To begin an arbitration proceeding, Business or Fyndr must comply with the limitations provision set forth in Section 13 and submit the Dispute by making a demand for arbitration as detailed at http://www.adr.org. If Fyndr demands arbitration, it shall simultaneously send a copy of the completed demand to the Business’s address of record. Payment of all filing, administration and arbitrator fees will be governed by the AAA’s rules. Fyndr will reimburse those fees for Disputes totaling less than $3,000 if Business is the prevailing party in such arbitration. Fyndr will not seek attorneys’ fees and costs in arbitration unless the arbitrator determines that a Business Dispute is frivolous. The arbitration will be conducted based upon written submissions unless Business requests and/or the arbitrator determines that a telephone or in-person hearing is necessary.

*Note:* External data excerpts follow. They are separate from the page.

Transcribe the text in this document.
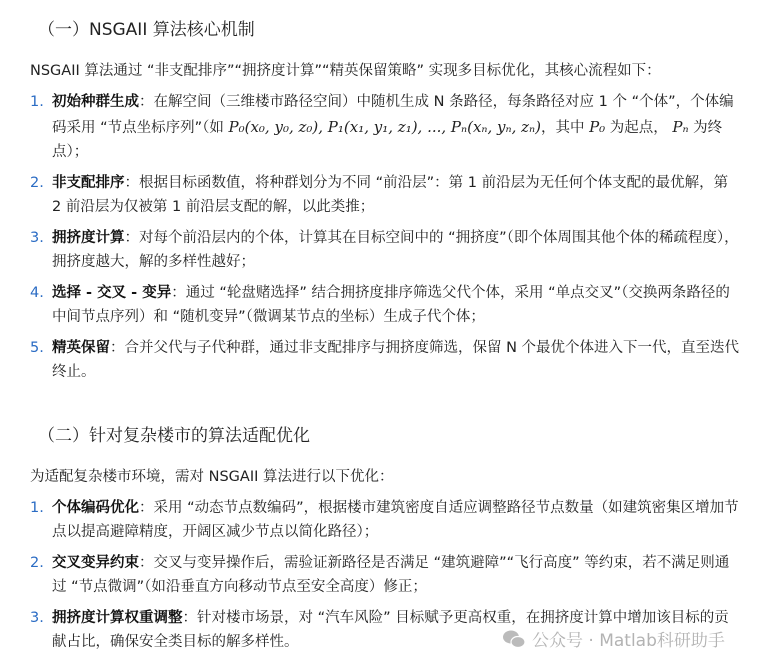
（一）NSGAII 算法核心机制

NSGAII 算法通过 “非支配排序”“拥挤度计算”“精英保留策略” 实现多目标优化，其核心流程如下：

1. 初始种群生成：在解空间（三维楼市路径空间）中随机生成 N 条路径，每条路径对应 1 个 “个体”，个体编码采用 “节点坐标序列”（如 P₀(x₀, y₀, z₀), P₁(x₁, y₁, z₁), ..., Pₙ(xₙ, yₙ, zₙ)，其中 P₀ 为起点， Pₙ 为终点）；
2. 非支配排序：根据目标函数值，将种群划分为不同 “前沿层”：第 1 前沿层为无任何个体支配的最优解，第 2 前沿层为仅被第 1 前沿层支配的解，以此类推；
3. 拥挤度计算：对每个前沿层内的个体，计算其在目标空间中的 “拥挤度”（即个体周围其他个体的稀疏程度），拥挤度越大，解的多样性越好；
4. 选择 - 交叉 - 变异：通过 “轮盘赌选择” 结合拥挤度排序筛选父代个体，采用 “单点交叉”（交换两条路径的中间节点序列）和 “随机变异”（微调某节点的坐标）生成子代个体；
5. 精英保留：合并父代与子代种群，通过非支配排序与拥挤度筛选，保留 N 个最优个体进入下一代，直至迭代终止。
（二）针对复杂楼市的算法适配优化

为适配复杂楼市环境，需对 NSGAII 算法进行以下优化：

1. 个体编码优化：采用 “动态节点数编码”，根据楼市建筑密度自适应调整路径节点数量（如建筑密集区增加节点以提高避障精度，开阔区减少节点以简化路径）；
2. 交叉变异约束：交叉与变异操作后，需验证新路径是否满足 “建筑避障”“飞行高度” 等约束，若不满足则通过 “节点微调”（如沿垂直方向移动节点至安全高度）修正；
3. 拥挤度计算权重调整：针对楼市场景，对 “汽车风险” 目标赋予更高权重，在拥挤度计算中增加该目标的贡献占比，确保安全类目标的解多样性。	公众号 · Matlab科研助手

If the arbitrator grants the request or determines an in-person hearing is necessary, the hearing will proceed in Phoenix, AZ, unless the arbitrator determines, or we agree that the matter should proceed in the county of Business’s principal place of business.
WE EACH AGREE THAT WE SHALL BRING ANY DISPUTE AGAINST THE OTHER IN OUR RESPECTIVE INDIVIDUAL CAPACITIES AND NOT AS A PLAINTIFF OR CLASS MEMBER IN ANY PURPORTED CLASS, REPRESENTATIVE PROCEEDING OR AS AN ASSOCIATION. IN ADDITION, WE EACH AGREE THAT DISPUTES SHALL BE ARBITRATED ONLY ON AN INDIVIDUAL BASIS AND NOT IN A CLASS, CONSOLIDATED OR REPRESENTATIVE ACTION. THE ARBITRATOR DOES NOT HAVE THE POWER TO VARY THESE PROVISIONS.
If for any reason a Dispute proceeds in court: (i) Business and Fyndr agree that any such Dispute may only be instituted in a state or federal court in Maricopa County, Arizona; (ii) Business and Fyndr irrevocably consent and submit to the exclusive personal jurisdiction and venue of such courts for resolution of such Disputes; (iii) Business and Fyndr agree that the Federal Arbitration Act, the AAA rules, applicable federal law and the laws of the State of Arizona, without regard to principles of conflicts of law, will govern this Agreement and any Disputes; and (iv) BUSINESS AND FYNDR AGREE TO WAIVE ANY RIGHT TO A TRIAL BY JURY.
Notwithstanding anything to the contrary in this Agreement, either party may bring suit in court seeking an injunction or other equitable relief arising out of or relating to claims that the other party’s conduct may cause the other irreparable injury.
In the event Fyndr is the prevailing party in any Dispute, subject to any exceptions in this Section 12, Business shall pay to Fyndr all reasonable attorneys’ fees and costs incurred by Fyndr in connection with any Dispute.